The birds in this area are a portion of the High Plains Flock, said Vrtiska, a coauthor of the swan survey report, and not from the increasing population in Iowa and Minnesota. "Right now, those groups tend to have distinct breeding and wintering areas," he said. There may be starting some overlap in eastern Nebraska, but without neck collars that could provide a certain identification, it is not known if these swans are from the sandhills flock.
Management Objective Achieved
Results of the survey denote the first time that the population objective for managing the Trumpeter Swan has been achieved.
The objective is "to develop a dispersed population consisting of at least 500 total birds counted during the production survey and 50 successful breeding pairs by 2010."
Results from this year, can be attributed to "improvement of breeding habitat coinciding with the maturity of the 2004 hatch year class." In 2004, "a relatively high number of cygnets were produced (107), making these birds reproductively mature."
The future for the swans looks good, according to the government report: "As long as habitat conditions remain favorable and no major stochastic event occurs, it is likely these parameters will continue to be achieved."
Improved habitat conditions for these waterfowl were a result of increased precipitation levels, the report indicated. Localities not suitable for the swans during recent drought conditions, have been used by these birds as wetland conditions improved with an increase in precipitation.

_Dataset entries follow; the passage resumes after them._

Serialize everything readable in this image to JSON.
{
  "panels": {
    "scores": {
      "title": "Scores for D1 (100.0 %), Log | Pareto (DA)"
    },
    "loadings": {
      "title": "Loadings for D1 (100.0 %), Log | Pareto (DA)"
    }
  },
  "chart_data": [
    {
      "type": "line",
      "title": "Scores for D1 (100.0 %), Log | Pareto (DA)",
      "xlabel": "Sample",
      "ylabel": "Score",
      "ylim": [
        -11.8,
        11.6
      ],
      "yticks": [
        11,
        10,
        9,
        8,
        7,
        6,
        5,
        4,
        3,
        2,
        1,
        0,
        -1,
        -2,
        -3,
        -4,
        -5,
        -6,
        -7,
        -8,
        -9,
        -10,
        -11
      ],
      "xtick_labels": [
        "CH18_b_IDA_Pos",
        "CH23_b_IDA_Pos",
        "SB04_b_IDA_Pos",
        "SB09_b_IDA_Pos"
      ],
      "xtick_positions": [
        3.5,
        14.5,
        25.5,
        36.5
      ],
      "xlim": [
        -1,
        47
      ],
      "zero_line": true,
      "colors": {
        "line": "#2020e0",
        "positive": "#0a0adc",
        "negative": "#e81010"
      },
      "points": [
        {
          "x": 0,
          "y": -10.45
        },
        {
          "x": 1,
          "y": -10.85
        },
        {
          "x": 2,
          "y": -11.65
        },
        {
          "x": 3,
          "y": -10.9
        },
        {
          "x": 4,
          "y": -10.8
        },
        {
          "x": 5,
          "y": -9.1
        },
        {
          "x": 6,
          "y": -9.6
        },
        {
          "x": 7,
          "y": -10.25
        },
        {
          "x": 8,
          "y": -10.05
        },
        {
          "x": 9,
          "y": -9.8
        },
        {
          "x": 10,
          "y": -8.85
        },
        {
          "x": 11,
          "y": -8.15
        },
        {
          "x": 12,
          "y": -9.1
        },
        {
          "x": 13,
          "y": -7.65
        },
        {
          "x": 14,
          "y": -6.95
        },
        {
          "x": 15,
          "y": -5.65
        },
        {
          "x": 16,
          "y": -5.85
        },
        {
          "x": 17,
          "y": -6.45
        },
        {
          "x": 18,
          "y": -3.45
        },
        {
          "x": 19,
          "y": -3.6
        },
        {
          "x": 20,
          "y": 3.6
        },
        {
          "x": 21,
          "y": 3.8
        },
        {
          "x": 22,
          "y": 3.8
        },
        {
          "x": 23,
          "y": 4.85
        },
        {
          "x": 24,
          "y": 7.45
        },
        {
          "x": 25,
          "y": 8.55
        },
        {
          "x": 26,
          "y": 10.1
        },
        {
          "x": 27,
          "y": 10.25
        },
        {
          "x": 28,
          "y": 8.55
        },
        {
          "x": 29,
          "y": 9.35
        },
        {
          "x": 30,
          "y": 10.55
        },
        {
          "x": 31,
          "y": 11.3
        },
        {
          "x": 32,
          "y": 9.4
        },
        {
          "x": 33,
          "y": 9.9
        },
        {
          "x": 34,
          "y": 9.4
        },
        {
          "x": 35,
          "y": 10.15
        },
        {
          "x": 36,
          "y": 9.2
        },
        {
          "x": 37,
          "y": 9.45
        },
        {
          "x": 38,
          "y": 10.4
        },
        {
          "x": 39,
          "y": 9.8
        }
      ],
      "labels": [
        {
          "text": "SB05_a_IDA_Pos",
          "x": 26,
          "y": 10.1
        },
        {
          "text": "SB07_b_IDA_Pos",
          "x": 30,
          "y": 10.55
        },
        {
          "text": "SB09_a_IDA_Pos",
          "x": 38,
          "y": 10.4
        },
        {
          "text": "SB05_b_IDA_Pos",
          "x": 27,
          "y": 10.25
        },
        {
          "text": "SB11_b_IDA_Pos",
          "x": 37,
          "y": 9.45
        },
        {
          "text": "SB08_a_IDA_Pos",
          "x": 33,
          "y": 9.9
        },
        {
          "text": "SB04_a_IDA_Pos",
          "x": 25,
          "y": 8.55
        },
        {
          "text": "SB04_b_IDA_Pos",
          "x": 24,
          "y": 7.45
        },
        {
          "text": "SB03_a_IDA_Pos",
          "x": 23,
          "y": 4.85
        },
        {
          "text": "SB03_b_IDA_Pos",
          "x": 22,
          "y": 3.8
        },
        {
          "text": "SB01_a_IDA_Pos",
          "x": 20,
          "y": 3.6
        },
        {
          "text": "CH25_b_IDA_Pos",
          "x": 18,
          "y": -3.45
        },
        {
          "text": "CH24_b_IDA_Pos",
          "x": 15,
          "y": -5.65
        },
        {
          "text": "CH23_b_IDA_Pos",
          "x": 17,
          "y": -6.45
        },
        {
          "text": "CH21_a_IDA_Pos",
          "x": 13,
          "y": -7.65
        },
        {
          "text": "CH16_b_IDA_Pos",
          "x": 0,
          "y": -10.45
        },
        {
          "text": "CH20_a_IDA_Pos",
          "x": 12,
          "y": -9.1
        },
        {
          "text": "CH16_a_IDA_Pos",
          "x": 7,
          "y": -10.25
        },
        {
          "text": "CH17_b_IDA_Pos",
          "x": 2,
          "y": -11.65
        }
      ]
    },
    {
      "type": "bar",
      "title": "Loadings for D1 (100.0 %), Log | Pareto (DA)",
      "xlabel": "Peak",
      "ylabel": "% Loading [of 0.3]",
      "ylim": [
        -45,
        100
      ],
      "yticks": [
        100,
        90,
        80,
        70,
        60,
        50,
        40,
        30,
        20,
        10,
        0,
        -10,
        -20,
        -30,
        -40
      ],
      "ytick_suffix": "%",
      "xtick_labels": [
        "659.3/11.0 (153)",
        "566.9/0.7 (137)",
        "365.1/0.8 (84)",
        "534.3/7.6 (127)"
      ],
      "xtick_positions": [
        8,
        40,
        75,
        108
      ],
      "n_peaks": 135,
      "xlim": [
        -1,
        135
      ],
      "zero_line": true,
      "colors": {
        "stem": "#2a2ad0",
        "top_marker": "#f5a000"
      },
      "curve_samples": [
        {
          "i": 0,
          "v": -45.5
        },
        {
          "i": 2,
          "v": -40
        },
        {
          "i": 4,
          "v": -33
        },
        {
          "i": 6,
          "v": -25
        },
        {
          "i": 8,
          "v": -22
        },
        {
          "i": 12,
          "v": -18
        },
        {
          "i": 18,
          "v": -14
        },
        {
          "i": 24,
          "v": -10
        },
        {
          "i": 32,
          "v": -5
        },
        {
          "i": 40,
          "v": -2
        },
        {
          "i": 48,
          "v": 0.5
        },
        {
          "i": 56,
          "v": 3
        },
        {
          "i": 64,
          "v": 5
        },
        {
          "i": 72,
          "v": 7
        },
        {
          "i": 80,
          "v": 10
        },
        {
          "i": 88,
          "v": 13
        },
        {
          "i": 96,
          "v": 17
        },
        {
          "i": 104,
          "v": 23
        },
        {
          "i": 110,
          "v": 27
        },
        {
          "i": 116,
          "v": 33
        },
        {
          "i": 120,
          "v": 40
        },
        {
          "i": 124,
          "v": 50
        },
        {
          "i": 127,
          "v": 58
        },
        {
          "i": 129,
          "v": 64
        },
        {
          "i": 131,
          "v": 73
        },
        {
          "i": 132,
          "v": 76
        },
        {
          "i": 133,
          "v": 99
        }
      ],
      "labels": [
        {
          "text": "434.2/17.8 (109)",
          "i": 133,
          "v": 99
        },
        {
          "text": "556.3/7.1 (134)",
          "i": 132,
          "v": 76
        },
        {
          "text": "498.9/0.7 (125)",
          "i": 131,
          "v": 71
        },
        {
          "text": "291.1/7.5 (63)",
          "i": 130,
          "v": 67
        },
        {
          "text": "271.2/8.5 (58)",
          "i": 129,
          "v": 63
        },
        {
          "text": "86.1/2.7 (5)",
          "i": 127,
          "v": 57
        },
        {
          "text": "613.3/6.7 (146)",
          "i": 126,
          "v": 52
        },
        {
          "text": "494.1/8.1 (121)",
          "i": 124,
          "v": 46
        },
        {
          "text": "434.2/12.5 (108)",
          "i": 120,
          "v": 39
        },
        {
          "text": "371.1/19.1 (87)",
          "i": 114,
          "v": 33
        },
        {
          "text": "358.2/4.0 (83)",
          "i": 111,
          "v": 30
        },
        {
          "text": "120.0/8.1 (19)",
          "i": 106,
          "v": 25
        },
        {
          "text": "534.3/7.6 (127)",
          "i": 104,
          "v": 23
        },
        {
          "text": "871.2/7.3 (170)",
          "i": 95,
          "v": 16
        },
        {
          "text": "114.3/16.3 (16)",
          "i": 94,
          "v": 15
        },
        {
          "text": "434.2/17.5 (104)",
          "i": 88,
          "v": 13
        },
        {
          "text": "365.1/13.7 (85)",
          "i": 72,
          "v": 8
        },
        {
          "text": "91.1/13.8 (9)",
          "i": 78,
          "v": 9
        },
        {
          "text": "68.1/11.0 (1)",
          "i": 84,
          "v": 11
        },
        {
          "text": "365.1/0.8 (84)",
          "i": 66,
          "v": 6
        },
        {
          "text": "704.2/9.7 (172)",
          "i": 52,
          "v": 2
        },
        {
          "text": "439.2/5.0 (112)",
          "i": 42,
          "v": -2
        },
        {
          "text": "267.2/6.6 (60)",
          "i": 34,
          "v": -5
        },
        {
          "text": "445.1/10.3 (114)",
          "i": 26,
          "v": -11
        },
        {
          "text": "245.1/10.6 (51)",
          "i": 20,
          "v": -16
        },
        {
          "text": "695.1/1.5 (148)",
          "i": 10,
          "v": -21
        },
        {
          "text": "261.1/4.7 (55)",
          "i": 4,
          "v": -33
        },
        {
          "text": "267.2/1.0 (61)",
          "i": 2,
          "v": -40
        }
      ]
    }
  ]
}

"Wetland that provided marginal breeding for newly established pairs during the drought may now be adequate for production," the report indicated. "Still the number of the pairs observed had no cygnets, but the number of breeding pairs did increase 43% from last year."
Sand hill "ranchers have also been a tremendous benefit for the swans," Comeau said, by their leaving wetlands intact and the relative isolation of many of the places where the swans breed, which limits any disturbance.
Wildlife officials are currently modeling the availability of habitat in the sandhills, and the results are expected to indicate if there are enough wetlands for the swan population to continue at the levels documented by the 2009 autumn survey.
"With decent precipitation," Comeau said, an ongoing "population of 450-550" swans could be expected.
Annual fall surveys to determine the number of Trumpeter Swans have been conducted for at least two decades in order to "track abundance trends in the flock and condition of the wetlands" where this swan - the largest species of waterfowl in North America - occurs.